A DCCC ad in Minnesota’s 8th Congressional District talks about an “email scandal” involving Republican candidate Pete Stauber, a St. Louis County commissioner, saying he “was caught using county tax dollars to help his congressional campaign.” The ad says voters ought to send a message that “we’ve got enough corrupt politicians in Washington.” But there’s less to this “scandal” than the ad suggests.

Stauber is accused of swapping 15 emails with people from the National Republican Congressional Committee. That appears to run afoul of St. Louis County policy, which states, “St. Louis County elected officials will not use St.
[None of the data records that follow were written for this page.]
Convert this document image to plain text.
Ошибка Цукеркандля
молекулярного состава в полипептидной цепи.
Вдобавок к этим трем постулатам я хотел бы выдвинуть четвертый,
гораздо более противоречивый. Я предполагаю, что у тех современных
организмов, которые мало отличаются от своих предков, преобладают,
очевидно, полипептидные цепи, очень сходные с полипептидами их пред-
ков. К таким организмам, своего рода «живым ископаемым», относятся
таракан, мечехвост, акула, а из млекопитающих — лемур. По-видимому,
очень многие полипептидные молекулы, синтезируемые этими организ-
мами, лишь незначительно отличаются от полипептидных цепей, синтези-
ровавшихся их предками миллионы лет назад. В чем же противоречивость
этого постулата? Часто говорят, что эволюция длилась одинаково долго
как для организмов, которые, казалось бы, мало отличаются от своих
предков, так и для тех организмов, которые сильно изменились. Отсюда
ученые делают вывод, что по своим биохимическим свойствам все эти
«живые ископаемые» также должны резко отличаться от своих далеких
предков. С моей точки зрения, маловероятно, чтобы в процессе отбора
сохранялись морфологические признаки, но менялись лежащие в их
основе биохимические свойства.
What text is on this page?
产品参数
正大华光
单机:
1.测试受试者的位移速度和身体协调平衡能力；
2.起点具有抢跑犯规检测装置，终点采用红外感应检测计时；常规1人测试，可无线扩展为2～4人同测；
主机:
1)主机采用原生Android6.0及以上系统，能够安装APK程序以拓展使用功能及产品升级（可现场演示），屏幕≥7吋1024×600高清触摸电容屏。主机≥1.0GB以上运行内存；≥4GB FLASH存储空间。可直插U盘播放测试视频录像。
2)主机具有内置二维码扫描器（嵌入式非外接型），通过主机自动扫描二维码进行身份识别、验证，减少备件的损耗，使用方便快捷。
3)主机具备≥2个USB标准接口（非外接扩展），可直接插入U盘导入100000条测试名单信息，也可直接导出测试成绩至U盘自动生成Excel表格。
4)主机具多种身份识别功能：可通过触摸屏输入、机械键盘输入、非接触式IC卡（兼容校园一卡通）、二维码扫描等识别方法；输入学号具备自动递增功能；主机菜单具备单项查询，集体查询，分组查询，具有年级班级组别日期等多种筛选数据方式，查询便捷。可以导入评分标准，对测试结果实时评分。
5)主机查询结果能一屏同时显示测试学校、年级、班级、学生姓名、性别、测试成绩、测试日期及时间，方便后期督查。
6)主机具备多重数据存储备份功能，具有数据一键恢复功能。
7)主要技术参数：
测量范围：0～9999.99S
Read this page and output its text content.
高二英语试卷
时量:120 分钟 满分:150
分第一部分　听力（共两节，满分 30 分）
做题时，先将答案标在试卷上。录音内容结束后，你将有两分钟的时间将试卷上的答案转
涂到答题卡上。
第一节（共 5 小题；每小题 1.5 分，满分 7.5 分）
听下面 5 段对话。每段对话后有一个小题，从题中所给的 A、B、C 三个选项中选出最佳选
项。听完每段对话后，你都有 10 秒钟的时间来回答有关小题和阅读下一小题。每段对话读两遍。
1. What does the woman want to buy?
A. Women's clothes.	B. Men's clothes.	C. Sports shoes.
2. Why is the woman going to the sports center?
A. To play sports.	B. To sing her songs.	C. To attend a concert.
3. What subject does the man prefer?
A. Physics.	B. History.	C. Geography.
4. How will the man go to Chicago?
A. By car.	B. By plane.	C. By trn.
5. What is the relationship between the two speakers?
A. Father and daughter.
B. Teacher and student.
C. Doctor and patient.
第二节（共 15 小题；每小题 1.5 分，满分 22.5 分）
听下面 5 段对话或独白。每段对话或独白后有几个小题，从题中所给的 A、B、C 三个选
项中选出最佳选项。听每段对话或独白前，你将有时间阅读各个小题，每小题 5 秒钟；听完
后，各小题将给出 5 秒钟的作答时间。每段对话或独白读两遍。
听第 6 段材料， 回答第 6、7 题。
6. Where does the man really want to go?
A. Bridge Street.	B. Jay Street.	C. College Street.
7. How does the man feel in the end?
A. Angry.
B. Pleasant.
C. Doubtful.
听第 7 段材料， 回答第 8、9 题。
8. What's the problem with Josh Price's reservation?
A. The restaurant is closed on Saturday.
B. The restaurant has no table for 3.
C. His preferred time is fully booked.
Louis County funds, equipment, supplies, employees, or facilities in support of their own campaigns for reelection, other candidates for public office, or political organizations.”

So that’s the backdrop for the DCCC ad, which states, “Emails scandals. This time it’s Pete Stauber in the hot seat. He was caught using county tax dollars to help his congressional campaign. Now he’s refusing to answer questions and won’t release his emails. Send Pete Stauber a message, we’ve got enough corrupt politicians in Washington.”

In response to inquiries from the Star Tribune, St. Louis County confirmed there were 15 emails between Stauber’s county email address and the NRCC, which is backing Stauber as one of its “Young Guns” in a seat critical to Republicans holding onto control of the House. Stauber faces Democrat Joe Radinovich and independence party candidate Ray Sandman in the general election.

It’s true, as the ad says, that Stauber has refused to release those emails, and the county won’t either. The county administrator and assistant county attorney both say the emails are, according to state statute, private data and cannot be released without the consent of one of the emailing parties. (The Minnesota Department of Administration disagrees, and asked the county to make the emails reviewable. We take no position on that.)

But the county says it looked at the emails and determined no further action was required.

“We proactively reviewed the emails through the lens of our Code of Conduct for Elected Officials Policy and were satisfied that no investigation or further review was warranted,” said St. Louis County spokeswoman Dana Kazel, according to the Duluth News Tribune. The county commission is a nonpartisan board, meaning commissioners don’t run on any party ticket.

The ad cites a WDIO-TV news report on the story, which does state that Stauber is “in the hot seat” over the emails. In that report, Cynthia Rugeley, associate professor of political science at the University of Minnesota, says, “It’s a legitimate question on why you did it, and why you did it 15 times.” But, she said, “It’s not a serious violation by any stretch. … I would think 9 times out of 10 a county would make the same decision [not to take any further action].”

We reached out to Rugeley as well and she again noted, “There were 15 emails. He did use county email for the communication.” As for the ad’s claim that Stauber “was caught using county tax dollars to help his congressional campaign,” that’s a stretch.

“I guess you could make the argument about time he spent on a government computer,” Rugeley said. “I don’t know where he read it and elected officials do not have 8-5 business hours, making that a dubious claim. So, I don’t think the money argument works.”

We don’t either. It appears Stauber may have violated county policy with emails to the NRCC, but saying he “was caught using county tax dollars to help his congressional campaign” and implying that the email flap makes Stauber another “corrupt politician” goes too far.